5.5 Identificar que a ciência se distingue de mitos e crenças populares

Oportunizar que os alunos relatem suas experiências vividas e do mesmo modo as confrontem com o conhecimento científico, leva à identificação de mitos e crenças populares que se revelam presentes em muitas histórias familiares. Nesse contexto, temos passagens em que os alunos relataram situações de crenças e mitos e que, após a discussão do conhecimento científico, eles identificaram razões científicas para a ocorrência dos eventos.

Dentre essas situações, está a vivenciada na atividade experimental que mostrou a necessidade do oxigênio para provocar a queima. Um dos alunos trouxe a história de que na sua comunidade há falas sobre a vegetação queimar sozinha, e ele não entendia como isso acontecia. Mas, após os experimentos realizados nas aulas e, sabendo que, com presença de oxigênio, com calor excessivo, bem como com o atrito das folhas secas, poderia gerar naturalmente uma reação à qual dava origem à combustão. Dessa forma, o aluno compreendeu que não era por acaso que aconteciam essas queimadas ou que elas decorriam de algo sobrenatural, mas que havia uma explicação que justificava a sua ocorrência.

Outro momento identificado com a desmistificação de conhecimentos populares, foi na palestra com as biólogas, especialmente, quando os estudantes questionaram sobre a queima do lixo para reduzir a sua quantidade e, consequentemente, diminuir a poluição do ambiente. Tal passagem foi, assim, registrada no Diário de Bordo:

“Dentre as perguntas dos alunos, percebi que uma retomava um mito popular, quando um aluno questionou uma das biólogas sobre o ato de queimar o lixo para diminuir a poluição do ambiente, sendo que, na sua casa, todo o lixo seco é queimado, a fim de evitar a poluição e o excesso de lixo descartado. Percebi na fala dos alunos em diálogo com as biólogas que esse episódio mexeu com eles, especialmente com o aluno que questionou. A explicação das biólogas ocorreu no sentido de relatar que ao queimar o lixo, reduz a quantidade de resíduos expostos, porém, prejudica mais o ambiente pelo fato da combustão liberar gases que são tóxicos e prejudiciais à saúde e ao meio ambiente. Outro aluno mencionou que a poluição gerada pela queima do lixo na sua casa não é visível, mas todos sentem, pois o vento espalha os gases tóxicos para todos os lugares, prejudicando ainda mais”.

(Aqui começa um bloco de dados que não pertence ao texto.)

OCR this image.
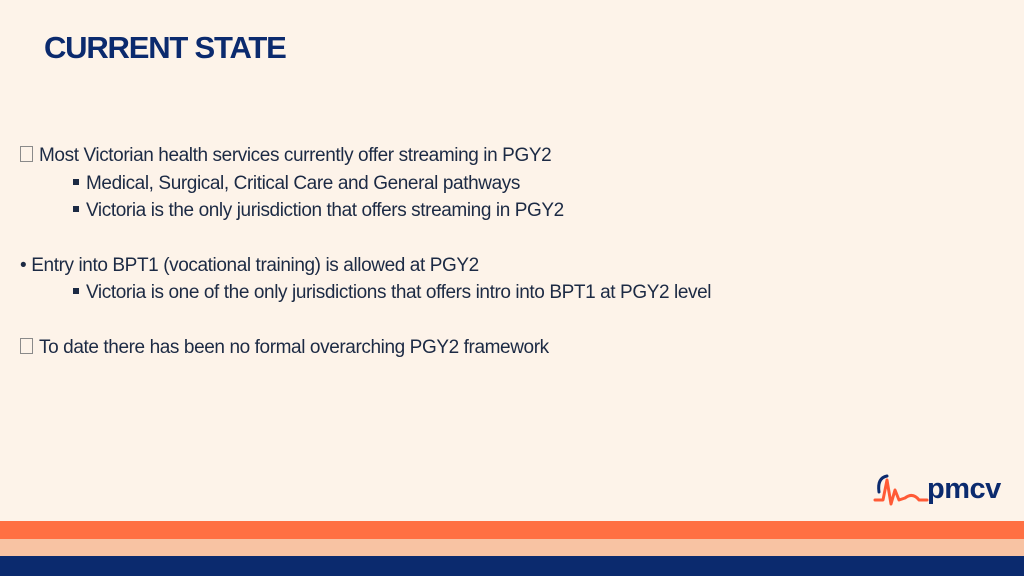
CURRENT STATE
Most Victorian health services currently offer streaming in PGY2
Medical, Surgical, Critical Care and General pathways
Victoria is the only jurisdiction that offers streaming in PGY2
• Entry into BPT1 (vocational training) is allowed at PGY2
Victoria is one of the only jurisdictions that offers intro into BPT1 at PGY2 level
To date there has been no formal overarching PGY2 framework
pmcv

Os mitos e crenças presentes na sociedade apontam para a importância de discutir conhecimento científico com os alunos, desde as mais tenras idades. Chassot (2000), aborda que é preciso verificar se os saberes populares dos alunos podem ser apenas ensinados através dos conteúdos usuais, ou precisam ir além dos conteúdos programados.

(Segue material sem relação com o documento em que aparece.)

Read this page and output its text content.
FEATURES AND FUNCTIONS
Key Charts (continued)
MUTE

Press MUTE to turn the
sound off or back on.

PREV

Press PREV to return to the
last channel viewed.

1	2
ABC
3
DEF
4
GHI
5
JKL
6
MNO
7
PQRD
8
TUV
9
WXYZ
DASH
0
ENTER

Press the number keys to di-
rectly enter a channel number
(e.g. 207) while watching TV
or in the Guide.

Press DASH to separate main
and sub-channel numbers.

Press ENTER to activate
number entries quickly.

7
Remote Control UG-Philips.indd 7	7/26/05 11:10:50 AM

5.6 Verificar que favorece uma mudança nas atitudes levando os sujeitos a se tornarem mais críticos e participativos

A sexta categoria elencada por Lorenzetti (2000) apoia-se na formação crítica e consciente dos alunos, de forma que esses consigam em suas interlocuções, ou em escritas, perceberem-se como seres integrantes e responsáveis pelo meio em que estão inseridos. O autor enfatiza a importância da formação de alunos críticos, participativos, que se percebam como parte da sociedade em que estão inseridos, podendo atuar nela de forma consciente. Tais aspectos podem ser favorecidos quando as abordagens dos conteúdos de Ciências estejam em sintonia com a preocupação de favorecer a alfabetização científica.

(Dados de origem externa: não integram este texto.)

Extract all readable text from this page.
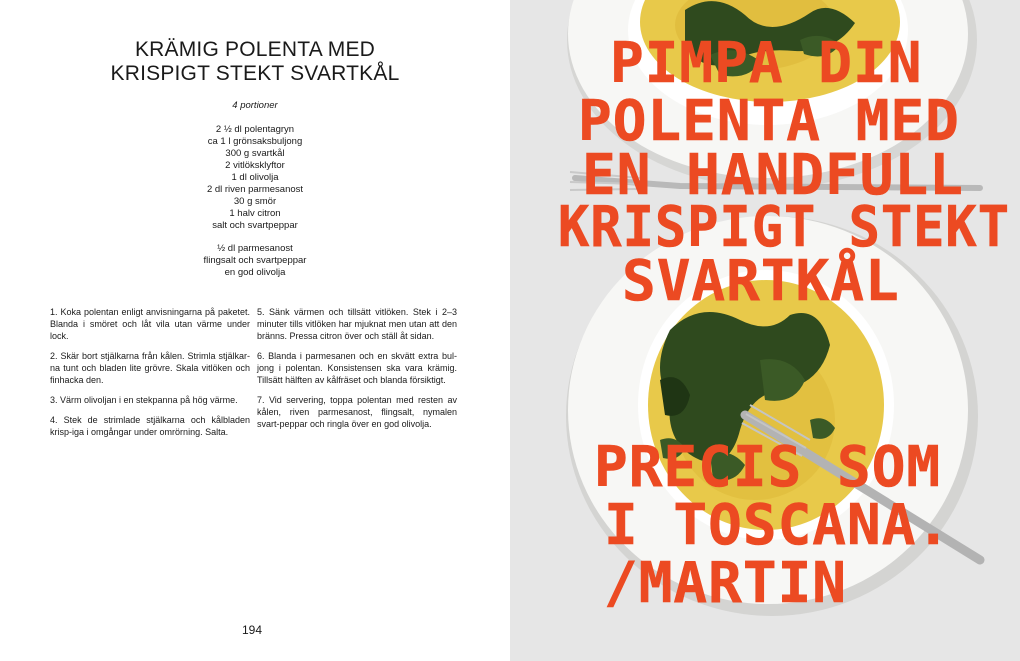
KRÄMIG POLENTA MED
KRISPIGT STEKT SVARTKÅL
4 portioner
2 ½ dl polentagryn
ca 1 l grönsaksbuljong
300 g svartkål
2 vitlöksklyftor
1 dl olivolja
2 dl riven parmesanost
30 g smör
1 halv citron
salt och svartpeppar
½ dl parmesanost
flingsalt och svartpeppar
en god olivolja

1. Koka polentan enligt anvisningarna på paketet. Blanda i smöret och låt vila utan värme under lock.

2. Skär bort stjälkarna från kålen. Strimla stjälkar-na tunt och bladen lite grövre. Skala vitlöken och finhacka den.

3. Värm olivoljan i en stekpanna på hög värme.

4. Stek de strimlade stjälkarna och kålbladen krisp-iga i omgångar under omrörning. Salta.

5. Sänk värmen och tillsätt vitlöken. Stek i 2–3 minuter tills vitlöken har mjuknat men utan att den bränns. Pressa citron över och ställ åt sidan.

6. Blanda i parmesanen och en skvätt extra bul-jong i polentan. Konsistensen ska vara krämig. Tillsätt hälften av kålfräset och blanda försiktigt.

7. Vid servering, toppa polentan med resten av kålen, riven parmesanost, flingsalt, nymalen svart-peppar och ringla över en god olivolja.

194
PIMPA DIN
POLENTA MED
EN HANDFULL
KRISPIGT STEKT
SVARTKÅL
PRECIS SOM
I TOSCANA.
/MARTIN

Apesar dessa categoria ter sido restrita a alguns momentos específicos, pode-se dizer que, de forma geral, ela perpassou todas as atividades realizadas, estando evidenciada nas discussões e debates. Todavia, alguns momentos foram mais marcantes e se revelaram mais próximos do anunciado por Lorenzetti (2000). Dentre esses destacam-se dois momentos: a visita das biólogas e o Telejornal. Em tais momentos foi possível identificar que os alunos se perceberam como parte da sociedade e responsáveis por ela, apontando para a necessidade de uma mudança em suas atitudes. O registro do Diário de Bordo ilustra o mencionado:

“Durante a conversa com as biólogas, um dos aspectos questionados por elas foi sobre a responsabilidade pelas ocorrências de queimadas, especialmente as provocadas e quem deve cuidar para evitar esse tipo de queimada. Na fala elas questionaram: de quem é a responsabilidade pela ocorrência das queimadas e dos incêndios? Quem pode evitar isso?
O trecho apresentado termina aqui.